Few novels I’ve read in recent years have impressed me as deeply as Colson Whitehead’s highly inventive debut The Intuitionist, and I’m very much looking forward to the April release of his new novel Sag Harbor. In the meantime, I’m catching up on some of his other work, including The Colossus of New York, a slim volume of essays and observations about the city published in 2003. In the book’s opening piece, “City Limits,” Whitehead does a beautiful job of evoking one part of the experience of living in a big city:
No matter how long you have been here, you are a New Yorker the first time you say, That used to be Munsey’s, or That used to be the Tic Toc Lounge. That before the internet cafe plugged itself in, you got your shoes resoled in the mom-and-pop operation that used to be there. You are a New Yorker when what was there before is more real and solid than what is here now.

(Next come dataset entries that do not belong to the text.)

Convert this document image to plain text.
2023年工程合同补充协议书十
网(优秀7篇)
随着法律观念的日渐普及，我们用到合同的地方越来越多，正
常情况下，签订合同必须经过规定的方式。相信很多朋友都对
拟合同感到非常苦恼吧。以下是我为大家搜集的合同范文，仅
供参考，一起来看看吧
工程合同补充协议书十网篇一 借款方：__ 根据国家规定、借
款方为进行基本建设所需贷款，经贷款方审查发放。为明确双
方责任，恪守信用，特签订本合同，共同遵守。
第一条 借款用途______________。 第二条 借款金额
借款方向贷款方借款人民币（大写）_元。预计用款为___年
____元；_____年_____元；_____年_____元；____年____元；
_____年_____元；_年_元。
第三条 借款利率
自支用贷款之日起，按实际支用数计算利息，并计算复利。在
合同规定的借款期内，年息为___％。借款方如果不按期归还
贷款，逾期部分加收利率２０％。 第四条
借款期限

I moved to Chicago in 2001, but it did not become my home until I’d been there long enough to see the city’s sidewalks, shops, bars, and buildings begin to change. For a couple of years, I lived in Humboldt Park, just west of Western Avenue, on the border of the Ukrainian Village. It was Humboldt Park in 2001-2003 that set the template for my personal Chicago—for the city as I experienced it, and the city that resides in my mind and heart. I love to bore people with stories about the great jukebox and horrible bathrooms at Tuman’s before its makeover, or about how almost all of the restaurants and boutiques along the stretch of Division between Western and Ashland are newcomers as far as I’m concerned (never mind that by now some of them have been there for several years, and have enjoyed lengthier tenancies than the businesses they replaced). These vanished places mean so much to me not so much because of any specific qualities they might have had, but instead because they were central to my experience of Chicago at a particular point in my life. A big city changes extremely rapidly, and people change rapidly, too. Thinking about the city as you remember it is a means of remembering the person you were at that time, and it’s a way to stop and marvel at all the changes you’ve undergone in the time since.
There are unheralded tipping points, a certain number of times that we will unlock the front door of an apartment. At some point you were closer to the last time than you were to the first time, and you didn’t even know it. You didn’t know that each time you passed the threshold you were saying goodbye.
Now that I’ve moved away from Chicago, the above passage strikes me as all the more poignant. When Lura and I moved out of our apartment in Logan Square, where we lived for three years, we were so busy with (and exhausted from) the process of repainting the walls and emptying the place out that we almost lost track of the emotional significance of the moment. Lura had to stop me at the door so we could spend one last moment in the space where we’d lived for so long, and commemorate the life we’d led together there. It’s very important, I think, for a city dweller to pause to experience this kind of moment whenever possible. After moving to Ravenswood, we would sometimes return to Logan Square to visit friends or return to our old haunts, but the experience was never the same: the neighborhood was now part of our past, and the changes that had happened there since we left weren’t our changes—they weren’t part of our experience of Chicago. And when we visited Ravenswood and other North Side neighborhoods this past Christmas, after having moved out of Chicago altogether, the experience was very similar: there was great pleasure in returning to the places we’d loved, but they were no longer our places.
Saint Paul is not yet my city; I simply haven’t lived in it long enough for its changes to have become part of my personal consciousness and memory of myself. It is possible to fall in love with a city overnight, but it takes years to really live in it—for that city to become part of not only who you are now, but also part of who you used to be.